Retraites : mobilisation aussi parmi certains des Français à Prague
Bien qu’à près de mille kilomètres de leur pays, quelques dizaines Français se sont réunis à Prague, le 23 mars, pour manifester contre la réforme des retraites.
C’est face à l’ambassade française, située au cœur de la capitale tchèque, qu’une quarantaine de manifestants, pour la plupart étudiants en échange universitaire, scandaient des slogans dénonçant l’injustice de cette réforme.
Présenté en janvier dernier par le gouvernement d’Élisabeth Borne, le projet de réforme repose principalement sur le report de l'âge légal de départ à la retraite de 62 à 64 ans. Aussitôt suivi par une mobilisation sociale inédite, le recours de la Première ministre à l’article 49.3 de la Constitution le 16 mars dernier a, encore, exacerbé les tensions.
Alertés par l’ampleur du mouvement social en France, ces jeunes expatriés souhaitaient agir à leur manière, malgré la distance. C’est le cas d’Arthur, étudiant de 21 ans en Erasmus à Prague :
« Pour beaucoup, nous nous sentions inutiles et frustrés de ne pas pouvoir être présents en France aux côtés des manifestants. Nous avons donc décidé d’organiser un rassemblement ici, à Prague. Nous voulions montrer que les étudiants se sentent concernés et donner un exemple aux Français à l’étranger qui souhaiteraient également se mobiliser. »
Lors de sa dernière allocution, Emmanuel Macron réaffirmait les priorités de son gouvernement : la santé, l’éducation, l’écologie. Peu convaincu, Arthur estime, comme les autres manifestants, que cette réforme est la goutte de trop :
« Aujourd’hui, nous nous mobilisons contre la réforme des retraites mais aussi contre la politique menée en France. »
« Nous nous questionnons beaucoup sur les dérives du pouvoir, qui depuis le premier mandat d’Emmanuel Macron, prennent beaucoup d’ampleur. Plus de 70% de la population française est opposée à la réforme, mais le gouvernement a fait le choix de l’adoption par la force. Cela nous amène à nous interroger sur le fonctionnement global de notre système politique. »

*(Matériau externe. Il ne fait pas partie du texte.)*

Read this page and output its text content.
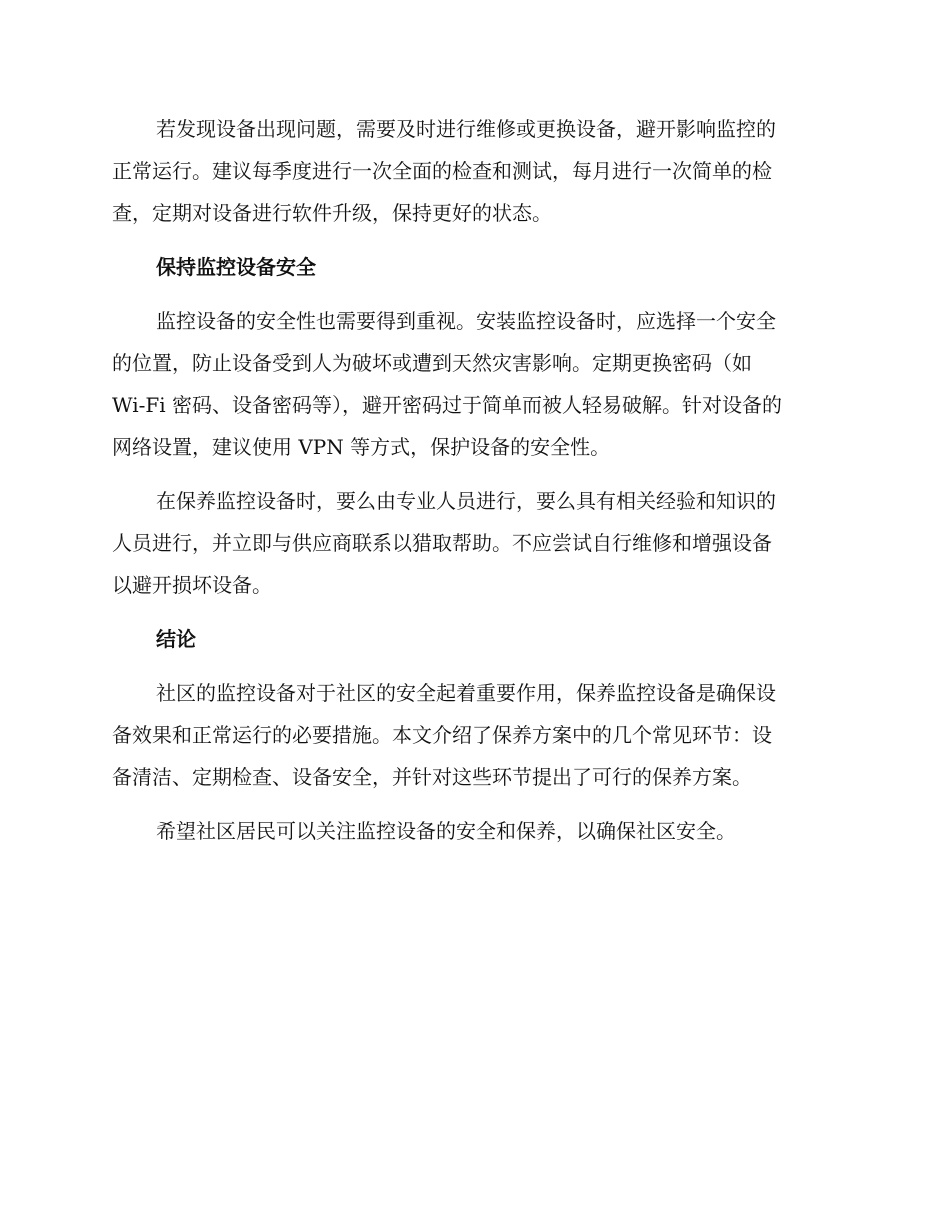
若发现设备出现问题，需要及时进行维修或更换设备，避开影响监控的
正常运行。建议每季度进行一次全面的检查和测试，每月进行一次简单的检
查，定期对设备进行软件升级，保持更好的状态。

保持监控设备安全

监控设备的安全性也需要得到重视。安装监控设备时，应选择一个安全
的位置，防止设备受到人为破坏或遭到天然灾害影响。定期更换密码（如
Wi-Fi 密码、设备密码等），避开密码过于简单而被人轻易破解。针对设备的
网络设置，建议使用 VPN 等方式，保护设备的安全性。

在保养监控设备时，要么由专业人员进行，要么具有相关经验和知识的
人员进行，并立即与供应商联系以猎取帮助。不应尝试自行维修和增强设备
以避开损坏设备。

结论

社区的监控设备对于社区的安全起着重要作用，保养监控设备是确保设
备效果和正常运行的必要措施。本文介绍了保养方案中的几个常见环节：设
备清洁、定期检查、设备安全，并针对这些环节提出了可行的保养方案。

希望社区居民可以关注监控设备的安全和保养，以确保社区安全。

Au moment de former sa coalition politique l’an dernier, le gouvernement tchèque avait annoncé faire de la réforme des retraites une priorité. En ce début d’année 2023, il avait laissé entendre qu’il envisageait de relever de manière progressive l’âge légal de départ à la retraite à 68 ans d’ici à 2060. Le ministre du Travail, Marian Jurečka, a déclaré cette semaine qu’il ne comptait pas modifier l’âge de départ dans le texte législatif en préparation.
Néanmoins, la question du financement des pensions se pose de plus en plus en Tchéquie face au contexte économique et au vieillissement de la population. Il y a quelques semaines, le gouvernement a diminué la revalorisation des pensions, qui étaient jusque-là indexées sur l’inflation. Les syndicats tchèques avaient vivement critiqué cette décision, dénonçant une baisse des pensions de retraites des plus modestes.
Il n’y avait pas que des Français mobilisés jeudi soir devant l’ambassade de France – plusieurs Tchèques étaient présents, dont Jan Macek, qui a tenu à rejoindre le rassemblement initié par ces étudiants français.
Selon lui, les Tchèques et les Français défendent une cause commune :
« Les contestations françaises sont une inspiration pour les citoyens qui se mobilisent ici aussi en République tchèque. Le gouvernement tchèque envisage de repousser l’âge de départ à la retraite à 68 ans. C’est inacceptable. Ils la justifient par le fait que l’on vit plus longtemps ou qu’il n’y a pas assez d’argent. Mais ce ne sont que des mensonges, parce que les niveaux d’espérance de vie des habitants tchèques sont en dessous du niveau moyen européen. Nous pourrions avoir cet argent si des taxes sur les grandes fortunes étaient mises en place. Un système de pensions solidaire est nécessaire pour remplacer le système actuel qui est obsolète. »
Une manifestation, à l’initiative des principales organisations syndicales tchèques et d’autres organisations politiques, est prévue devant le siège du gouvernement à Prague le mercredi 29 mars contre un potentiel recul à 68 ans de l’âge de la retraite.